How should I invest? Does a “confiscatory” marginal income tax at that level make it more or less likely that I choose to invest in the riskier choice?
Now of course in the real world no one is talking about these taxation levels and the real investment choices would factor in real likely appreciation scenarios, real perceptions of risk, and real tax numbers. But since the safer investments tend to produce income more than roll the dice for capital appreciation, any tax structure that taxes income more than capital gains by any margin will encourage higher risk for higher gain investing.
There is no reason to assume that investment in riskier ventures is diminished by a higher income tax.
Another point: I have a nice income and pay a high marginal rate. I also have expenses that I am now committed to. A mortgage on a house in nice neighborhood in a great school district and a home equity loan to have funded its renovation after we bought it. Putting my second through college in a private institution and him not qualifying for loans or grants because I make too much. Two more to go after him. Etc. Imagine now my taxes get raised by another 3% so my net after tax income is down. Sorry I am not going to work less; I am going to see if there are any ways for me to work more to make up that loss so that I can still fund my expenses.
Damuri, I am not arguing for 90% taxation but capital flight can only happen if it has somewhere to fly to that is a significantly better option. It is again a question of how the investment compares to the net effect of other options available, not any static number is isolation.
I didn’t make that distinction because Sam Stone’s post sounded like a businessman counting on pulling an increased salary (hence income tax) from the growth of the business. In this situation, capital gains wouldn’t enter into the picture unless he structured it with equity stock and sold some or sold it the whole business outright.

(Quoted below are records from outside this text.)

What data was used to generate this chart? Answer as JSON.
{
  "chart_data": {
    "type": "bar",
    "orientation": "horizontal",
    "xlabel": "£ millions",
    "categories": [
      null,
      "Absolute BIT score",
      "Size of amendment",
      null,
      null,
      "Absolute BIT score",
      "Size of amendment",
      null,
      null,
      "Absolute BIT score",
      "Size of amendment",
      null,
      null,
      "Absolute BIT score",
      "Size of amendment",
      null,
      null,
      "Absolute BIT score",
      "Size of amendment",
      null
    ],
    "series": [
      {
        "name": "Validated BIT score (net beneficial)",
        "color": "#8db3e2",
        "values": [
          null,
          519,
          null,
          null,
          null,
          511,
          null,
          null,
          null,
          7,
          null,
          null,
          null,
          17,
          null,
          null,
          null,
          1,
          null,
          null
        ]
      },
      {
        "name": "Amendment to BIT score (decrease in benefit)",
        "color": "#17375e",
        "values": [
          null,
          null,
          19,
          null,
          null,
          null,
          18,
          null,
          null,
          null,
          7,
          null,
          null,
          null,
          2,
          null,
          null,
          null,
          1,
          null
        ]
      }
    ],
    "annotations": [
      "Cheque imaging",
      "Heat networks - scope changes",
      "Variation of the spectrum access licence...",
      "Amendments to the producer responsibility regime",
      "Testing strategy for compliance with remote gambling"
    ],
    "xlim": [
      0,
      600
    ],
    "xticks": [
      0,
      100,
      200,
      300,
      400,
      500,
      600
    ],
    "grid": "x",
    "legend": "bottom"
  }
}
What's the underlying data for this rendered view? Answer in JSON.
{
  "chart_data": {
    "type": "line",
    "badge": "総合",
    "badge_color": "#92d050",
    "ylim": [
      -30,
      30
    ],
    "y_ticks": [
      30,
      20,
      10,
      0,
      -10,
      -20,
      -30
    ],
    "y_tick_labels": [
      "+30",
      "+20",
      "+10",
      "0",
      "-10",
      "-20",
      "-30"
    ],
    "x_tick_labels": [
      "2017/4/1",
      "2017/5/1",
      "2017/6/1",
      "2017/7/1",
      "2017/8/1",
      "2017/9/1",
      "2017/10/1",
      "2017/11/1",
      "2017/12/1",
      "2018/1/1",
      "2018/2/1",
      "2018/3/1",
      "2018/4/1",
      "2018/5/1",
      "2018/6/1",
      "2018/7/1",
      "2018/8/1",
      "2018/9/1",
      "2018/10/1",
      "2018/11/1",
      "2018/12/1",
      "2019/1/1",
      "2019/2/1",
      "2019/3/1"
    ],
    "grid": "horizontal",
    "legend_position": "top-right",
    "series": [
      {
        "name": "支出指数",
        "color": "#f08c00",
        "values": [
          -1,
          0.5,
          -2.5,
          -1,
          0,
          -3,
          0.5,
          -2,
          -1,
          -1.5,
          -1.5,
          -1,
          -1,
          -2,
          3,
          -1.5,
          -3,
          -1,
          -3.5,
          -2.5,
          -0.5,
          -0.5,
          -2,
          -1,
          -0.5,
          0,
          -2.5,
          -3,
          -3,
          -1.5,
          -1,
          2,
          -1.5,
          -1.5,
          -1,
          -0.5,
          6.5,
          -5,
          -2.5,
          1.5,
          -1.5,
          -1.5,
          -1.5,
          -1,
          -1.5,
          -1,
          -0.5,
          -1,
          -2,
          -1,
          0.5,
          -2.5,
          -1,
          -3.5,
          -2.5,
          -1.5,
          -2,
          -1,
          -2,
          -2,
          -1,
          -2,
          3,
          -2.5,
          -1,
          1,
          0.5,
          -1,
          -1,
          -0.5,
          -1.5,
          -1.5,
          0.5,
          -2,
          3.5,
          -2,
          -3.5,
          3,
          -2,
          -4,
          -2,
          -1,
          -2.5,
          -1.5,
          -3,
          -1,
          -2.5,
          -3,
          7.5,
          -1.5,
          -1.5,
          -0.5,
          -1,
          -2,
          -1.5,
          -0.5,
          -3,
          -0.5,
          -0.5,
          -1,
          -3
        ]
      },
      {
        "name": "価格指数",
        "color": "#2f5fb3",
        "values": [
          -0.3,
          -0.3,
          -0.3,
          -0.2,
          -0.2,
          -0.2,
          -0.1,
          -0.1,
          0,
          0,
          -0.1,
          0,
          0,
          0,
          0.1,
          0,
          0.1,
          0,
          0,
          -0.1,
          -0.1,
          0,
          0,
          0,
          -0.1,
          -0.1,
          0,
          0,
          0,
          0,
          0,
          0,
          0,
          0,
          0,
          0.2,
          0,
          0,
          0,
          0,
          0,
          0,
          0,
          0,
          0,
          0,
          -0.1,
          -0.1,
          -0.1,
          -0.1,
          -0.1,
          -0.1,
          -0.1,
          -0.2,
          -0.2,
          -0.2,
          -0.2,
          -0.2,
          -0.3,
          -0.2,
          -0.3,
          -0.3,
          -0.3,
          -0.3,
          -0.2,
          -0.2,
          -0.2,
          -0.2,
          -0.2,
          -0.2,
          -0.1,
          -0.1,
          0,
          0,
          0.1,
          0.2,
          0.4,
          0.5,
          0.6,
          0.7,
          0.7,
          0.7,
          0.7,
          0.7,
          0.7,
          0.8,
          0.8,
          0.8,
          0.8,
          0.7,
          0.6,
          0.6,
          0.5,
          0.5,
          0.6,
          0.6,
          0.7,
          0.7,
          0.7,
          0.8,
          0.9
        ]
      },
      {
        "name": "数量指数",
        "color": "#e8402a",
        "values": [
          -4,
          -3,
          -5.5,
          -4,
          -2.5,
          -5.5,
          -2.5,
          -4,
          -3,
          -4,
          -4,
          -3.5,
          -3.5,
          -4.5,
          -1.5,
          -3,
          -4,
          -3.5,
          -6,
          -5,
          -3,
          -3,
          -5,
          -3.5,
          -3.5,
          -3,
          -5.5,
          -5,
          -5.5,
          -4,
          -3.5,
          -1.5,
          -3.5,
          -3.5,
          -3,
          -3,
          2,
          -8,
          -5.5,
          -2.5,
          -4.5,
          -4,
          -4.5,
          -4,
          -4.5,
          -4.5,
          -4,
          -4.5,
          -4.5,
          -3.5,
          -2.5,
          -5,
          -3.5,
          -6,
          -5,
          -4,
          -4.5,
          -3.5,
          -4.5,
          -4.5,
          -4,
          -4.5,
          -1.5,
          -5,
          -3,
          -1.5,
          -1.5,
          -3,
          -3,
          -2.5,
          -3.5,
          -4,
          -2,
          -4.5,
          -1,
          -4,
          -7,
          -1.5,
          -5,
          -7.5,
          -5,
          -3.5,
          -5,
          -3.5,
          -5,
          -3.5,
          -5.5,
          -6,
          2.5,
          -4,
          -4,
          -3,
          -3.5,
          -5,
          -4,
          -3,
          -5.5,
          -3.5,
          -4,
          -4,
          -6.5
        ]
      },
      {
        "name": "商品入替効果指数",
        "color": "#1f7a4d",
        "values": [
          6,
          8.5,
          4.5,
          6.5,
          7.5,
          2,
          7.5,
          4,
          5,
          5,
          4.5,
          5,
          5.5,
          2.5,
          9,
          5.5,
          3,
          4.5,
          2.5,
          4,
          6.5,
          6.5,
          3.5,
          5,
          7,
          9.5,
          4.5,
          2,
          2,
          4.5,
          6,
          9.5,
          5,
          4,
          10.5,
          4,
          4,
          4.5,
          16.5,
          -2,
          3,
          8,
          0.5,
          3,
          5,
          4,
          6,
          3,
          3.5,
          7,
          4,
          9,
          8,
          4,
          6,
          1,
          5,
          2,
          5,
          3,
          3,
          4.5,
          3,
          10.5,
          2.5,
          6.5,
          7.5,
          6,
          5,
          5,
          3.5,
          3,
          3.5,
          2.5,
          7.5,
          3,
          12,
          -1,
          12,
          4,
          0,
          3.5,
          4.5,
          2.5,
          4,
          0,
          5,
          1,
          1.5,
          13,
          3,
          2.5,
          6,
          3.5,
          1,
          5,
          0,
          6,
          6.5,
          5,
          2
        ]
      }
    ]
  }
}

To continue, I think your distinction between income tax vs capital gains tax (while accurate) seems out of place in this particular thread.
For discussions of this type, people don’t really distinguish between income vs capital gains. I can’t read pkbite’s mind but the tone of his post didn’t sound like he expected to rigorous.
When people (who are not rich) want the wealthy to pay more tax on “income”, the “income” usually means “salary income” + “capital gains” + “inheritance money from dead grandmother” + “royalties from oil fields” + “everything else” + etc etc etc.
If we account for the common man’s all-encompassing usage of the wealthy’s “income”, confiscatory rates will lead to reduced investment.
Also, this rental property example just muddies the conversation because the example you and Sam were talking about was “growth” opportunity. A single piece of rental property isn’t what we typically pegged as “growth” (barring bubbles in San Fran, Florida, and Las Vegas).
Edited to add…
Well, that’s your approach. My approach would be to look for additional tax deductions to offset the 3% instead of working extra hours.
You people do know that corporations have been cutting jobs for a decade or more in America. It is small business that created the jobs of late. They should get tax breaks. I really don’t think Paris Hilton and her sister deserve tax breaks. I fail to see the jobs she brings. Ever watch the programs with the spoiled demanding rich kids ? I suppose rich people are just better than we are. They were born rich and certainly should be free of taxes.